The Budget Committee approved base budget increases as follows; 2.7% for Regional Departments; 3.0% for agencies, boards and commissions (Police, NRH and NPCA); and 2.1% for waste management. This was based on an MPI that includes a 3.3% compensation increase and adds up to 2.85% overall tax increase.
There is no current budget planning by-law, but there is a policy; it’s called the Affordability Guidance Policy. For budget guidance this policy uses the Bank of Canada Core Consumer Price Index. “The Policy establishes guidance by adding the annual inflation pressures for goods and services (the Niagara Region uses the Bank of Canada’s Core Consumer Price Index to estimate), with our forecast assessment growth, in a given year from new properties”. It also says, “In our annual and multi-year budgeting, the guidance policy sets a financial target to ensure practical and cautious use of taxpayer’s dollars”. The guidance policy is based on the premise that outside of the best efforts to reduce budgets and minimize the potential of annual increases, a framework is provided that sets a ceiling for annual budgets tied directly to economic factors in the community.
That is the policy regional council has decided to replace with a new Budget Planning By-law.
Consumer price index was used in past years to establish the baseline for tax increases at the rate of inflation. It was a measure of inflation experienced by the taxpayer and used by council to consider against proposed property tax increases. It was intended to help council set budget guidance or targets for staff based on local affordability, hence the name Affordability Guidance Policy.

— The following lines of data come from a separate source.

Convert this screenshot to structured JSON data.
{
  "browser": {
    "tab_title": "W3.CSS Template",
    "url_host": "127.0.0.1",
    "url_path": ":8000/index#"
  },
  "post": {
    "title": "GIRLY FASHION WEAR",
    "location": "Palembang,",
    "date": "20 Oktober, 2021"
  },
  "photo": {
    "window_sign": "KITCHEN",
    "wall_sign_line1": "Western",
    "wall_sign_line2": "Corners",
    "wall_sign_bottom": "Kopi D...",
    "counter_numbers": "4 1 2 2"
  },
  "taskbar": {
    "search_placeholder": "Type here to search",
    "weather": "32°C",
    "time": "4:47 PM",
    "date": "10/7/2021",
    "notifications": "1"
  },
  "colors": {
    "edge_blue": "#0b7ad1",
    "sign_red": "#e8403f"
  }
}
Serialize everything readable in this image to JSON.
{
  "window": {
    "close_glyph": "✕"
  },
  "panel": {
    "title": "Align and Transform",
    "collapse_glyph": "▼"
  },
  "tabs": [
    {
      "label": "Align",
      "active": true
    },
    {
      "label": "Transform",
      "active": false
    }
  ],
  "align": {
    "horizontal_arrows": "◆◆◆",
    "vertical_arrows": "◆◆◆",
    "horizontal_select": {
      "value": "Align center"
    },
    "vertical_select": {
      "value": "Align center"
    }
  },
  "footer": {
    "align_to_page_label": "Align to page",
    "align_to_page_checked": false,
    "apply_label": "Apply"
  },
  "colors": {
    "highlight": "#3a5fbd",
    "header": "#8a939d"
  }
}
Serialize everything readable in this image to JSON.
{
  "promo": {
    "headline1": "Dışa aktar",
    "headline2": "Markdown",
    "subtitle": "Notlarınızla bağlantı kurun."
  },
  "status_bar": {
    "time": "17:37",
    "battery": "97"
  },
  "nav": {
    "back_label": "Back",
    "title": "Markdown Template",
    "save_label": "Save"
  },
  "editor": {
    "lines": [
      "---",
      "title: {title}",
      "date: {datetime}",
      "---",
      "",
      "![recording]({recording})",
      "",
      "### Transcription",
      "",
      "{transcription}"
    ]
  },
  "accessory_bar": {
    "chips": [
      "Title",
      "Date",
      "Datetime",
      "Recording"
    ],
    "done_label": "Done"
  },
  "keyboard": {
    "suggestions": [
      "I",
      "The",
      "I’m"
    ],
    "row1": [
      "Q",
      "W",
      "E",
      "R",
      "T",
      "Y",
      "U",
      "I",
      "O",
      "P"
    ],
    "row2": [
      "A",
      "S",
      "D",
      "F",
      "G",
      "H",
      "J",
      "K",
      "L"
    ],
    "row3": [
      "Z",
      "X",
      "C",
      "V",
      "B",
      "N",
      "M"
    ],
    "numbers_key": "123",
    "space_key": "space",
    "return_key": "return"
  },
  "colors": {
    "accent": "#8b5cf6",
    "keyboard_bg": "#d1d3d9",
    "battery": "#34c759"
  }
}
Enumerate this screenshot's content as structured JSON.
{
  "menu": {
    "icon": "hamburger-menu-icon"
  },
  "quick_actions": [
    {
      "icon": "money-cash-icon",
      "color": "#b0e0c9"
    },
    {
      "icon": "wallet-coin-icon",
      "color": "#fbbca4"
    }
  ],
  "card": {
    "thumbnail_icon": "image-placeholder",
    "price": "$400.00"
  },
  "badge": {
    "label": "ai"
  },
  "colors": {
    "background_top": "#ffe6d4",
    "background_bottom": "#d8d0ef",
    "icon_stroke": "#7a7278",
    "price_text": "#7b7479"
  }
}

MPI is a measure of municipal costs and would be helpful information as context only, for council to consider. The MPI uses Canada-wide rates for 90% of its index weighting, less than 10% is based on Niagara.
The MPI included a compensation component that is based on Canada-wide average compensation increases for public administration. Appendix 1 of report CSD 41-2019 shows compensation increases at 3.3%. It is a heavy factor in the MPI, 47.5% in department weighting and 72.1 % for agencies, boards and commissions.
But council has in the past been more interested in how a tax increase compares to the inflation rate experienced by Niagara residents. The current policy says “budgets tied directly to economic factors in our community”. Councilor Redekop asked the question about guidance addressing sustainability for Niagara taxpayers. A staff report only addresses the sustainability of the regional services.
The Budget Committee of the Whole meeting held June 20 passed a 2.85 % tax increase target or guidance for staff as they prepare recommendations for October. That recommendation will not be confirmed by council until July 18. However, council directed staff on June 20 to prepare a bylaw establishing the MPI as guidance and removing CPI.
Council may decide on July 18 to approve the budget committee recommendation or set budget guidance using CPI at 2% with a full understanding of the MPI number being 2.7%.
Council can choose to direct staff to prepare recommendations based on any percentage increase they feel is best.
Keep in mind the budget process, presentation and reporting format changes every year, so new councillors and veteran councillors alike are at a disadvantage because much of what was learned from the previous year’s process is not helpful in the current year’s process. The recommendation to change from Core Consumer Price Index to Municipal Price index is an example of the constantly changing budget setting procedure.
Anyone can present their opinion on this matter at the July 18 council meeting. Delegation requests are best made before July 12 as council permission is required for any requests after 9 a.m. on that day.
Will council go with tax guidance at 2% using CPI or 2.85% using MPI? Regional Council will decide July 18.
Bruce Timms represented St. Catharines on Niagara Regional Council from 1991 to 2018. During his near three decades in municipal politics, Timms sat on and chaired numerous committees and boards. A lifelong Niagara resident and proud Rotarian, Timms is a professional engineer and home inspector by trade.